OPINION

Food aid will help buy peace

The correlation between food security and national security is a direct one, as recent history shows. And agricultural aid is aid that works for the benefit of developing countries as well as Australia. Yet globally there has been a dangerous trend away from overseas development assistance to agriculture.

One of the most important contributions Australia can make to global stability and sustainability at a time of immense and potentially precarious global change is to help to feed people, and feed them well.

And there is no better time than now to take account of the impact of food security science, with the federal government formulating its white paper on foreign policy, which will include foreign aid. This is our opportunity to more sharply focus on food security and tap the skills, experience and expertise of the Australian agriculture sector. This can also use the tremendous existing goodwill built from decades of partnerships and “science diplomacy”.

There is an extensive literature on the drivers of conflict. The interrelationship between poverty and food insecurity on the one hand and national and regional conflict, peace and security on the other is complex but I was pleased to notice in the coverage of the recent G20 agricultural ministers meeting their conclusion that “agriculture is a part of global security politics”.

The most recent example is provided by Syria, where three years of drought, the consequential shortage of food and the failure of government to respond adequately led to mass migration to the cities. Poverty and unemployment provide a fertile breeding ground for discontent and its exploitation by extremist groups, leading to civil war and mass emigration. There is comparable evidence from Somalia and Sudan.

Extreme weather events seem to have become more frequent in recent decades and are predicted to further increase throughout this century.
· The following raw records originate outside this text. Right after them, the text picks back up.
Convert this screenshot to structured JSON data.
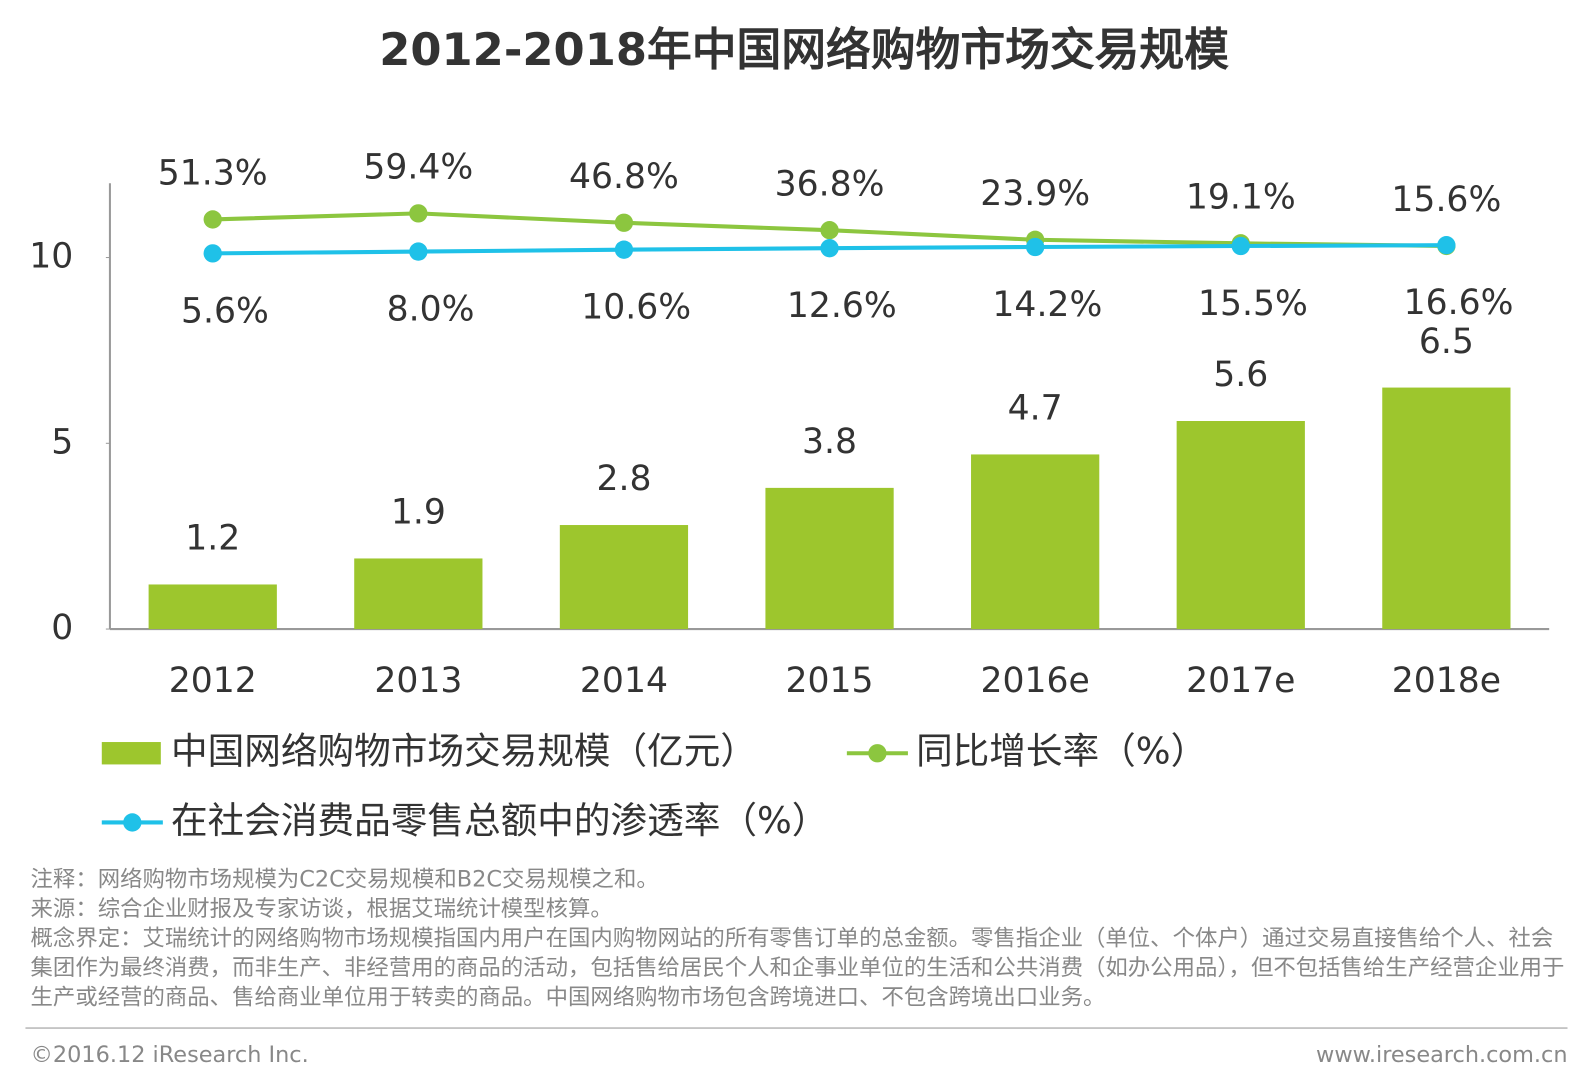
{
  "chart_data": {
    "type": "bar",
    "title": "2012-2018年中国网络购物市场交易规模",
    "categories": [
      "2012",
      "2013",
      "2014",
      "2015",
      "2016e",
      "2017e",
      "2018e"
    ],
    "ylim": [
      0,
      12
    ],
    "yticks": [
      0,
      5,
      10
    ],
    "y2lim": [
      -500,
      100
    ],
    "legend": "bottom",
    "series": [
      {
        "name": "中国网络购物市场交易规模（亿元）",
        "type": "bar",
        "color": "#9dc62d",
        "values": [
          1.2,
          1.9,
          2.8,
          3.8,
          4.7,
          5.6,
          6.5
        ]
      },
      {
        "name": "同比增长率（%）",
        "type": "line",
        "axis": "y2",
        "color": "#8cc63f",
        "values": [
          51.3,
          59.4,
          46.8,
          36.8,
          23.9,
          19.1,
          15.6
        ],
        "value_labels": [
          "51.3%",
          "59.4%",
          "46.8%",
          "36.8%",
          "23.9%",
          "19.1%",
          "15.6%"
        ]
      },
      {
        "name": "在社会消费品零售总额中的渗透率（%）",
        "type": "line",
        "axis": "y2",
        "color": "#1fc1e8",
        "values": [
          5.6,
          8.0,
          10.6,
          12.6,
          14.2,
          15.5,
          16.6
        ],
        "value_labels": [
          "5.6%",
          "8.0%",
          "10.6%",
          "12.6%",
          "14.2%",
          "15.5%",
          "16.6%"
        ]
      }
    ]
  },
  "notes": [
    "注释：网络购物市场规模为C2C交易规模和B2C交易规模之和。",
    "来源：综合企业财报及专家访谈，根据艾瑞统计模型核算。",
    "概念界定：艾瑞统计的网络购物市场规模指国内用户在国内购物网站的所有零售订单的总金额。零售指企业（单位、个体户）通过交易直接售给个人、社会集团作为最终消费，而非生产、非经营用的商品的活动，包括售给居民个人和企事业单位的生活和公共消费（如办公用品），但不包括售给生产经营企业用于生产或经营的商品、售给商业单位用于转卖的商品。中国网络购物市场包含跨境进口、不包含跨境出口业务。"
  ],
  "footer": {
    "copyright": "©2016.12 iResearch Inc.",
    "url": "www.iresearch.com.cn"
  }
}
Such events will see more flooding and erosion of agricultural lands and increasing incidence of drought, as well as the physical stress placed on the poor as heatwaves become more frequent and longer.

Food insecurity caused by population growth, combined with this climate variability, should be of critical concern across much of Africa, the Middle East and the Asia-Pacific region. If the situation deteriorates, it is highly probable that civic unrest will promote opportunities for fanaticism, terrorism and plain old banditry, including in our own region.

Most people appreciate the good performance of our farmers who, like developing world farmers, work in harsh and changing conditions to adapt and adopt new technologies and farming practices. But the significant contribution of our science to our own food production and to global agricultural productivity and stability is also vital and perhaps less well appreciated.

Examples of Australian ingenuity that have made a big difference to global agriculture include a heat-tolerant vaccine to prevent the devastating Newcastle disease of chickens which provides families in Asia and Africa with more protein and income; an environmentally and farmer-friendly bait from brewery waste to kill fruit flies, a major pest of horticulture throughout Asia; and the Australian “happy seeder” that allows direct seeding of wheat into rice stubble to reduce pollution from burning, increase production and reduce fuel and labour costs in rice-wheat belts of South Asia.

I could go on. There’s no doubt that these and many other technologies and associated training bolster food security and farm productivity, lead to increased food and incomes, help farming families educate their kids, benefit the environment and support regional economic growth and peace.

Beyond making us a good global citizen, supporting agricultural research for food security provides Australia with benefits worth more than we spend on it through our aid program. This is because new scientific tools and insights in developing countries can be applied to Australian agriculture because we share soil, water and climatic conditions, have interests in the same crops and livestock, and are troubled by similar pests and diseases.

Investment in agricultural research and development is a highly effective and efficient contribution to increased agricultural productivity, with significant benefits to Australia’s agriculture, biosecurity and expertise.

Conservative, independent evaluations of just a proportion of the investments by the main delivery agency of our agricultural aid activities, the Australian Centre for International Agricultural Research, show returns to research investments in the order of 50:1 among ACIAR’s developing country partners, along with significant social, environmental and capacity building benefits.

Australia, for all the excellent work it does, could lead the way for other countries and devote an increasing proportion of its aid budget to food security. Investment in international agricultural research is aid that works but it also provides the opportunity for us to be “doing well by doing good”.

 

John Anderson, chairman of the Crawford Fund, is a former Nationals leader and deputy prime minister. This column is based on a speech in Canberra last night to the Food Security and National Security in the Melanesian Arc forum.